Todos los días del verano limeño, Ferruco llega a las 5:30 a.m. a la Costa Verde, cuando el día ya se iluminó. Viaja velozmente desde La Molina, donde vive cuando está en la ciudad. “El resto del año sigo al sol”, cuenta. Se dedica a asesorar a tablistas amateur con la autoridad que le dan sus más de 35 años de experiencia. Con ese oficio ha vivido en países tan diversos como Brasil o Asia. Pero el cielo de color panza de burro y el mar miraflorino lo jalan. Él solo se deja llevar por ese llamado primitivo de las olas.
“Vine a la capital a buscar el futuro que no conseguía en Puno para mis hijos. Lima es buena con la gente trabajadora”.
Hace 12 años Ismael cambió la vista al lago Titicaca, en Puno, por la selva de cemento de La Victoria, en Lima. Fue un viaje que tenía el propósito de hacer prosperar a toda su familia, como el de miles de migrantes. Lleva sangre de comerciante, así que eso fue lo primero que hizo al llegar a la capital con su familia: una tienda de telas. “Ahora ya tengo nietos limeños”, dice. Siempre tuvo claro que el viaje que realizó hace más de una década a Lima era sin retorno.
“En Lima vivo tranquilo. Aquí todo es trabajo y progreso, pero lo que hay que cambiar es el maltrato a la mujer”

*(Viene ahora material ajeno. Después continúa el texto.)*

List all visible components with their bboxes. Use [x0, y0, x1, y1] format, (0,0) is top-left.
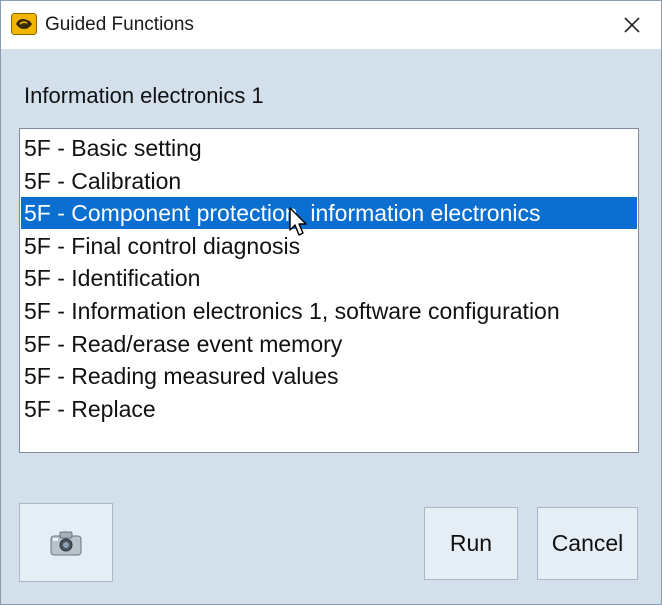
list-item[interactable]: 5F - Basic setting [21, 132, 637, 164]
list-item[interactable]: 5F - Identification [21, 262, 637, 294]
list-item[interactable]: 5F - Reading measured values [21, 360, 637, 392]
close-icon [624, 17, 640, 33]
list-item[interactable]: 5F - Read/erase event memory [21, 328, 637, 360]
title-bar: Guided Functions [1, 1, 661, 50]
cancel-button[interactable]: Cancel [537, 507, 638, 580]
guided-functions-dialog: Guided Functions Information electronics… [0, 0, 662, 605]
screenshot-button[interactable] [19, 503, 113, 582]
app-logo-icon [11, 13, 37, 35]
window-title: Guided Functions [45, 14, 194, 35]
close-button[interactable] [617, 10, 647, 40]
list-item[interactable]: 5F - Component protection, information e… [21, 197, 637, 230]
list-item[interactable]: 5F - Final control diagnosis [21, 230, 637, 262]
list-item[interactable]: 5F - Calibration [21, 165, 637, 197]
run-button[interactable]: Run [424, 507, 518, 580]
camera-icon [50, 531, 82, 555]
list-item[interactable]: 5F - Replace [21, 393, 637, 425]
list-item[interactable]: 5F - Information electronics 1, software… [21, 295, 637, 327]
group-label: Information electronics 1 [24, 83, 264, 108]
function-list[interactable]: 5F - Basic setting 5F - Calibration 5F - C… [19, 128, 639, 453]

A una cuadra de la estación Los Jardínes del Metro de Lima, en San Juan de Lurigancho, encontramos a Williams. Espera paciente en su mototaxi a su siguiente pasajero, a diferencia del resto de sus compañeros que bloquean el resto de la avenida para conseguir clientes. “Yo trabajo desde los nueve años. Comencé cargando ladrillos y ganando un sencillo, por eso nunca le digo no al empleo", cuenta sin prisa. “Aquí todo es trabajo y progreso, nunca para atrás, siempre adelante”, dice. Solo hay algo que interrumpe su semblante calmado: la violencia contra la mujer. “Hay algo que no tolero. Hay mucha violación, muchos que pegan a sus esposas. Eso está mal. No me gustaría que alguien de mi familia lo viviera”, comenta exaltado. Son temas que molestan hasta al más tranquilo.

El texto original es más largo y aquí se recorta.